H. Ahmed, EA O'Toole: Recent advances in the genetics and management of harlequin ichthyosis. In: Pediatric Dermatology . Vol. 31, No. 5, 2014 Sep-Oct, pp. 539-546, doi: 10.1111 / pde.12383 , PMID 24920541 (review).

Individual evidence

↑ ^a ^b ^c ^d Harlequin ichthyosis. In: Orphanet (Rare Disease Database).
↑ ^a ^b ^c Encyclopedia Dermatology
↑ Who named it
↑ RW Smith: A case of intrauterine ichthyosis. In: American Journal of Obstetrics and Gynecology , 1880, Vol. 13, pp. 458-461.
↑ Ichthyosis, congenital, autosomal recessive 4B (harlequin). In: Online Mendelian Inheritance in Man . (English)
^ S. Rathore, LS David, MM Beck, MS Bindra, G. Arunachal: Harlequin Ichthyosis: Prenatal Diagnosis of a Rare Yet Severe Genetic Dermatosis. In: Journal of clinical and diagnostic research: JCDR. Vol. 9, No. 11, November 2015, pp. QD04 – QD06, doi: 10.7860 / JCDR / 2015 / 15250.6705 , PMID 26675324 , PMC 4668483 (free full text).
↑ JB Glick, BG Craiglow, KA Choate, H. Kato, RE Fleming, E. Siegfried, SA Glick: Improved Management of Harlequin Ichthyosis With Advances in Neonatal Intensive Care. In: Pediatrics . Vol. 139, No. 1, January 2017, p., Doi: 10.1542 / peds.2016-1003 , PMID 27999114 (review).
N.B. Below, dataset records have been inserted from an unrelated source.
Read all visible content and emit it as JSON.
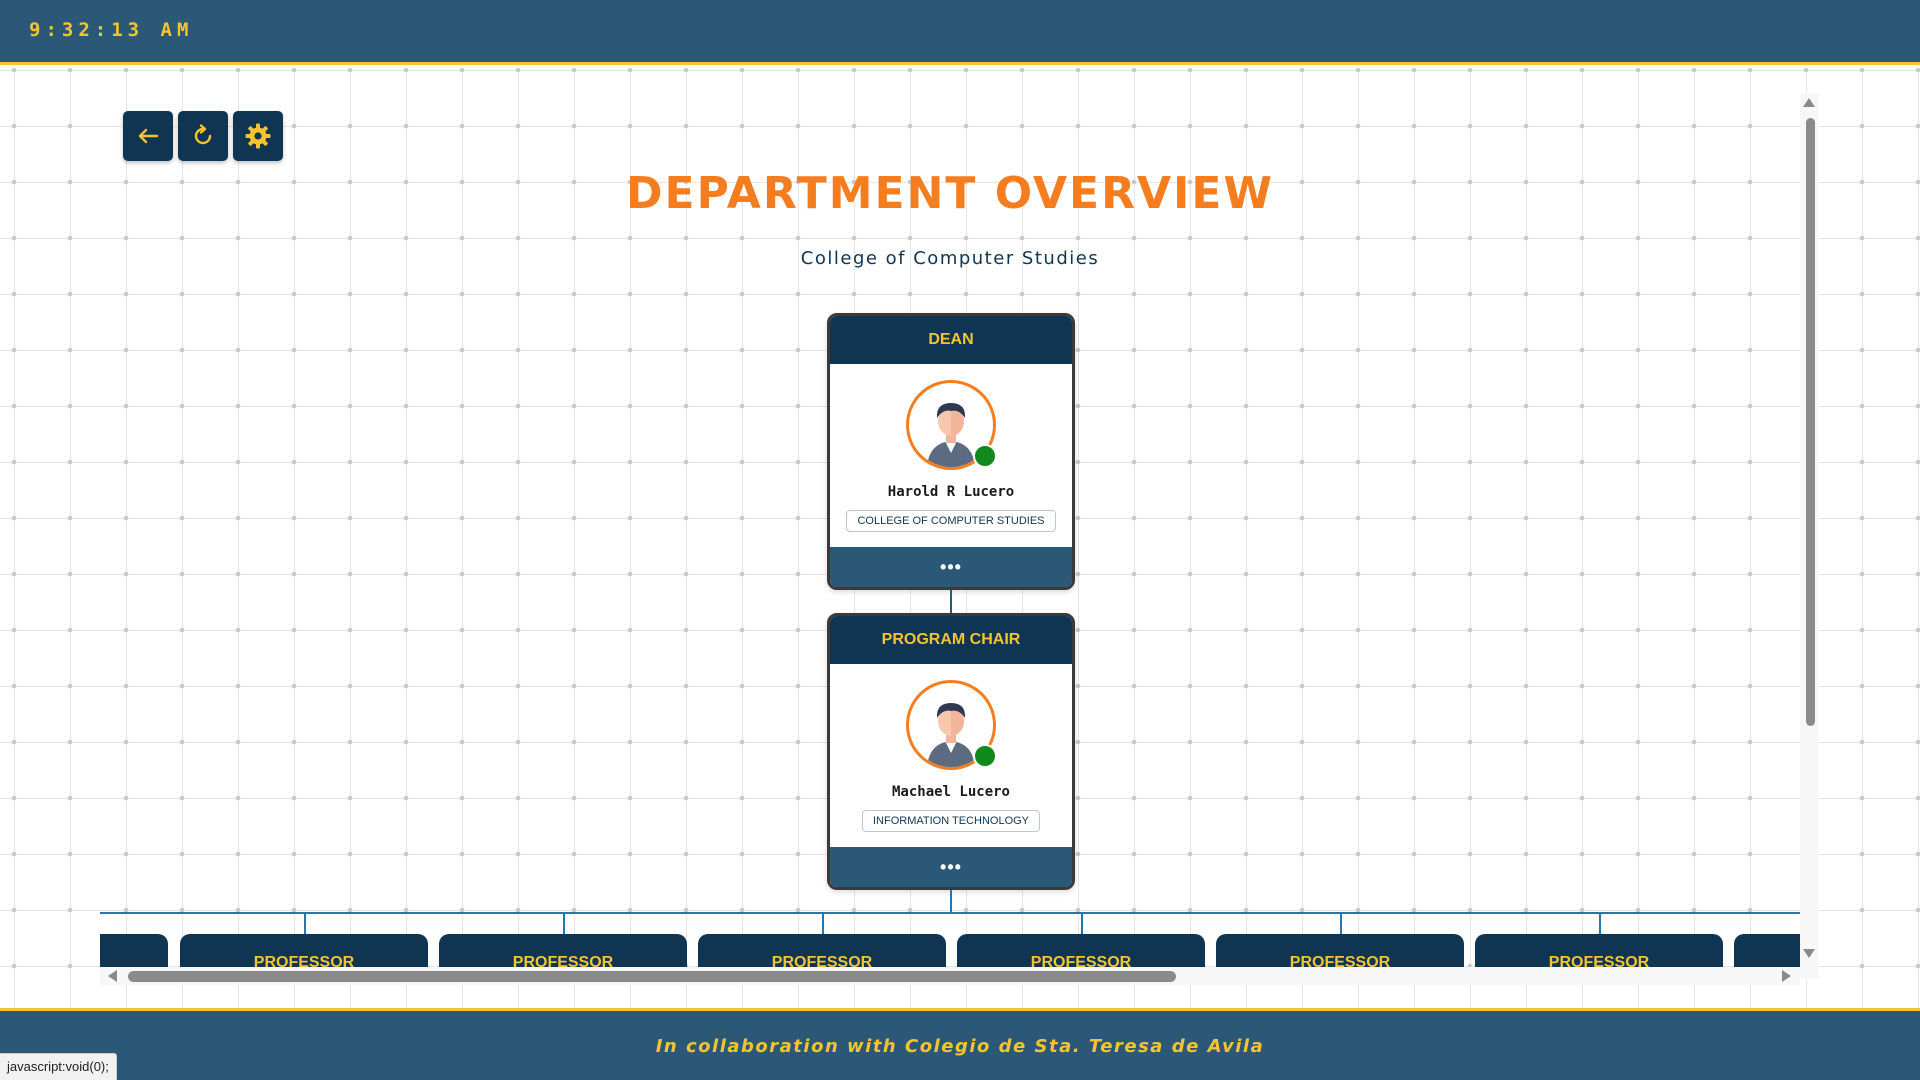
{
  "header": {
    "clock": "9:32:13 AM"
  },
  "toolbar": {
    "buttons": [
      {
        "name": "back",
        "icon": "arrow-left-icon"
      },
      {
        "name": "refresh",
        "icon": "refresh-icon"
      },
      {
        "name": "settings",
        "icon": "gear-icon"
      }
    ]
  },
  "page": {
    "title": "DEPARTMENT OVERVIEW",
    "subtitle": "College of Computer Studies"
  },
  "org": {
    "dean": {
      "role": "DEAN",
      "name": "Harold R Lucero",
      "department": "COLLEGE OF COMPUTER STUDIES",
      "more": "•••",
      "status": "online"
    },
    "program_chair": {
      "role": "PROGRAM CHAIR",
      "name": "Machael Lucero",
      "department": "INFORMATION TECHNOLOGY",
      "more": "•••",
      "status": "online"
    },
    "professors": [
      {
        "role": ""
      },
      {
        "role": "PROFESSOR"
      },
      {
        "role": "PROFESSOR"
      },
      {
        "role": "PROFESSOR"
      },
      {
        "role": "PROFESSOR"
      },
      {
        "role": "PROFESSOR"
      },
      {
        "role": "PROFESSOR"
      },
      {
        "role": ""
      }
    ]
  },
  "footer": {
    "text": "In collaboration with Colegio de Sta. Teresa de Avila"
  },
  "status_bar": {
    "url": "javascript:void(0);"
  },
  "colors": {
    "navy": "#0f3553",
    "header_blue": "#2c5878",
    "gold": "#f4c430",
    "orange": "#f47d20",
    "online_green": "#0f8a1a"
  }
}
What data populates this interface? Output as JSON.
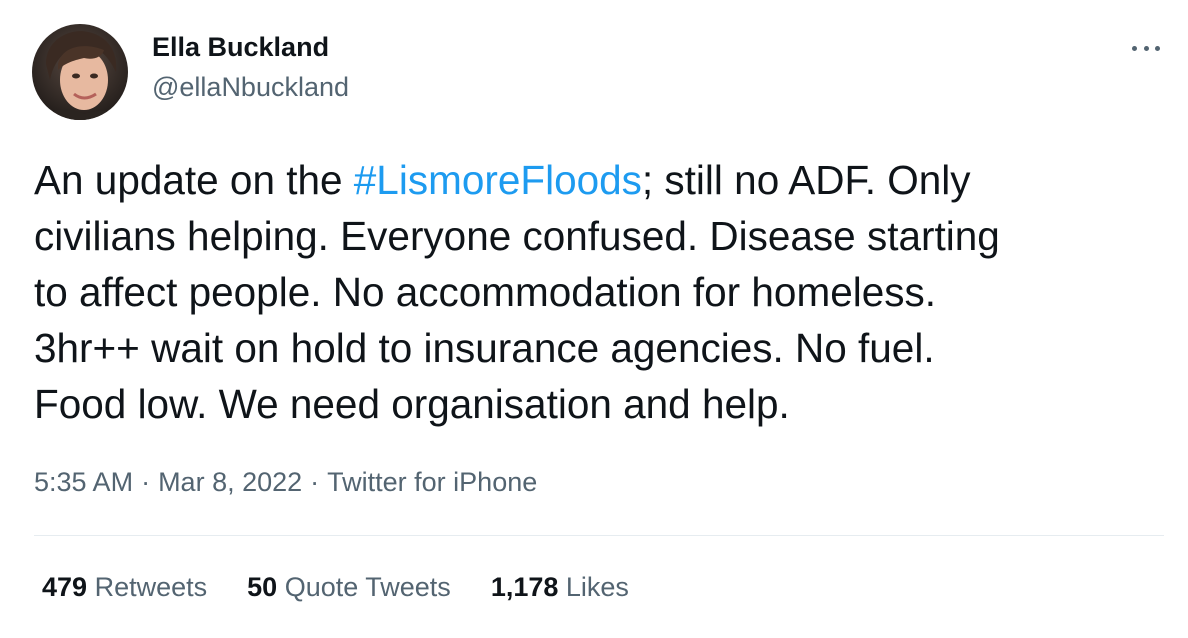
{
  "author": {
    "display_name": "Ella Buckland",
    "handle": "@ellaNbuckland"
  },
  "tweet": {
    "line1_before": "An update on the ",
    "hashtag": "#LismoreFloods",
    "line1_after": "; still no ADF. Only",
    "line2": "civilians helping. Everyone confused. Disease starting",
    "line3": "to affect people. No accommodation for homeless.",
    "line4": "3hr++ wait on hold to insurance agencies. No fuel.",
    "line5": "Food low. We need organisation and help."
  },
  "meta": {
    "time": "5:35 AM",
    "separator": "·",
    "date": "Mar 8, 2022",
    "source": "Twitter for iPhone"
  },
  "stats": {
    "retweets_count": "479",
    "retweets_label": "Retweets",
    "quote_count": "50",
    "quote_label": "Quote Tweets",
    "likes_count": "1,178",
    "likes_label": "Likes"
  },
  "icons": {
    "more": "more-dots-icon",
    "avatar": "avatar"
  },
  "colors": {
    "hashtag": "#1d9bf0",
    "secondary_text": "#536471",
    "primary_text": "#0f1419"
  }
}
[Orpha-1] Harlequin ichthyosis. In: Orphanet (Rare Disease Database).

[Altmeyer-2] Encyclopedia Dermatology

[3] Who named it

[4] RW Smith: A case of intrauterine ichthyosis. In: American Journal of Obstetrics and Gynecology , 1880, Vol. 13, pp. 458-461.

[5] Ichthyosis, congenital, autosomal recessive 4B (harlequin). In: Online Mendelian Inheritance in Man . (English)

[6] S. Rathore, LS David, MM Beck, MS Bindra, G. Arunachal: Harlequin Ichthyosis: Prenatal Diagnosis of a Rare Yet Severe Genetic Dermatosis. In: Journal of clinical and diagnostic research: JCDR. Vol. 9, No. 11, November 2015, pp. QD04 – QD06, doi: 10.7860 / JCDR / 2015 / 15250.6705 , PMID 26675324 , PMC 4668483 (free full text).

[7] JB Glick, BG Craiglow, KA Choate, H. Kato, RE Fleming, E. Siegfried, SA Glick: Improved Management of Harlequin Ichthyosis With Advances in Neonatal Intensive Care. In: Pediatrics . Vol. 139, No. 1, January 2017, p., Doi: 10.1542 / peds.2016-1003 , PMID 27999114 (review).